Ce court survol de l’histoire du pétrole est destiné à un livre que je rédige à temps perdu. C’est un récit guidé par la géologie, qui ne s’intéresse pas à la géopolitique du pétrole, mais présente plutôt les jalons des techniques, de la production et de l’essor des principales zones pétrolières. J’espère recueillir des commentaires permettant d’améliorer la version finale.

Le pétrole est connu depuis la nuit des temps. Sa première utilisation connue remonte à 35 000 ans, en Syrie. Avant son exploitation systématique, il arrivait que de petits gisements affleurent en surface ou suintent le long de parois rocheuses. La région de Bakou, sur les rives de la mer caspienne, était connue pour ses flammes éternelles alimentées par de l’argile naturellement imprégnée de pétrole. On retrouvait jadis de petites flaques de bitume partout dans le monde et nos ancêtres en ont fait un usage important.

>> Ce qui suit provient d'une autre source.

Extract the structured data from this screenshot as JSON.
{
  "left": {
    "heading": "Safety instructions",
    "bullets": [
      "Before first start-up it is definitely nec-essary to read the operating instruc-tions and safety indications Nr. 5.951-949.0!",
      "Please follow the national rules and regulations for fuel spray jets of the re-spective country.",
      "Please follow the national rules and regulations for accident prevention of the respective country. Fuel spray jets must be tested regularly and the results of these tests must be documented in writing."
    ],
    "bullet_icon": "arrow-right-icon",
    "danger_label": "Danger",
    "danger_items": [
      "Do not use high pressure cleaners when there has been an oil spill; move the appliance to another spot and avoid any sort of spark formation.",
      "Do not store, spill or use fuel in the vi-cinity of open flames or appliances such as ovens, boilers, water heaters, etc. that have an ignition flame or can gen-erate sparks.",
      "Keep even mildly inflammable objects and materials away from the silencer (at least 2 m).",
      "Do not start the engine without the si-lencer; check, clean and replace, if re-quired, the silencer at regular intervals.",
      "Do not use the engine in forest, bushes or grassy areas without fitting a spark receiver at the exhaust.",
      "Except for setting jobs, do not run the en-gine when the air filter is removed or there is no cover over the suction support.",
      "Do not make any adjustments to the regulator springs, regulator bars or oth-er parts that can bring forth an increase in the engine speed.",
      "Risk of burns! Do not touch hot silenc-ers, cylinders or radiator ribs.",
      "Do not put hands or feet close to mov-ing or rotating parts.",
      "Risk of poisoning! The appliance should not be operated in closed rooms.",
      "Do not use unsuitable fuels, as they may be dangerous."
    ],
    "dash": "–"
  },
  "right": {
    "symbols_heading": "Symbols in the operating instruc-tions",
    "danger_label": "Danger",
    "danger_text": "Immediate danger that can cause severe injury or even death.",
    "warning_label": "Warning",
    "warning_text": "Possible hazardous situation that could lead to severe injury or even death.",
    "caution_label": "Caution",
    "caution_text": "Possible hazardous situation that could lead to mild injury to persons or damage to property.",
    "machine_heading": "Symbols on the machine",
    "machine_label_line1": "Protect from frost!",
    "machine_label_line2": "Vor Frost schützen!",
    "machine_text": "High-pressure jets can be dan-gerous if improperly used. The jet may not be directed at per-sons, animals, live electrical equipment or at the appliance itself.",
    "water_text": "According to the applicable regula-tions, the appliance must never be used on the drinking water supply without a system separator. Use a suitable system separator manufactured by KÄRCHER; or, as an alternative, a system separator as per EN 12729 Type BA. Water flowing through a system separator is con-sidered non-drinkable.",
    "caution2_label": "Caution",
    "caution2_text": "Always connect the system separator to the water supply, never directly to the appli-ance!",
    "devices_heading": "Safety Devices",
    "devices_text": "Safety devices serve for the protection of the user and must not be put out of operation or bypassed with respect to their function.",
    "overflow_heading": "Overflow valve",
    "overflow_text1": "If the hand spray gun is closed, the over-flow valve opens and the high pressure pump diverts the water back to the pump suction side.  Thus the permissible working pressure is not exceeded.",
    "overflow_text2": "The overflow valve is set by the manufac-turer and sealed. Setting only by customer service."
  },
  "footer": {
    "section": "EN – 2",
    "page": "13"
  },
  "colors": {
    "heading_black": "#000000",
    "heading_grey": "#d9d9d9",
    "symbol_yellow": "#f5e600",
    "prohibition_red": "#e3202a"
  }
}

On trouvera ici la partie 2 et la partie 3.

La civilisation babylonienne utilisait l’asphalte pour calfater ses bateaux 4 000 ans avant notre ère. Elle l’a aussi utilisé comme mortier dans ses fortifications, qui ont tenu pendant des milliers d’années. Le site archéologique d’Ougarit, dans l’actuelle Syrie, contenait des faucilles en silex datant de l’âge de bronze et dont la lame était fixée en place à l’aide de bitume. Le récit biblique de l’exode précise que Moïse fut placé dans un boîte de payrus enduit de bitume et de poix. Selon la Genèse, Noé a lui aussi enduit son Arche de bitume. Les Égyptiens l’utilisaient également dans la préparation des momies.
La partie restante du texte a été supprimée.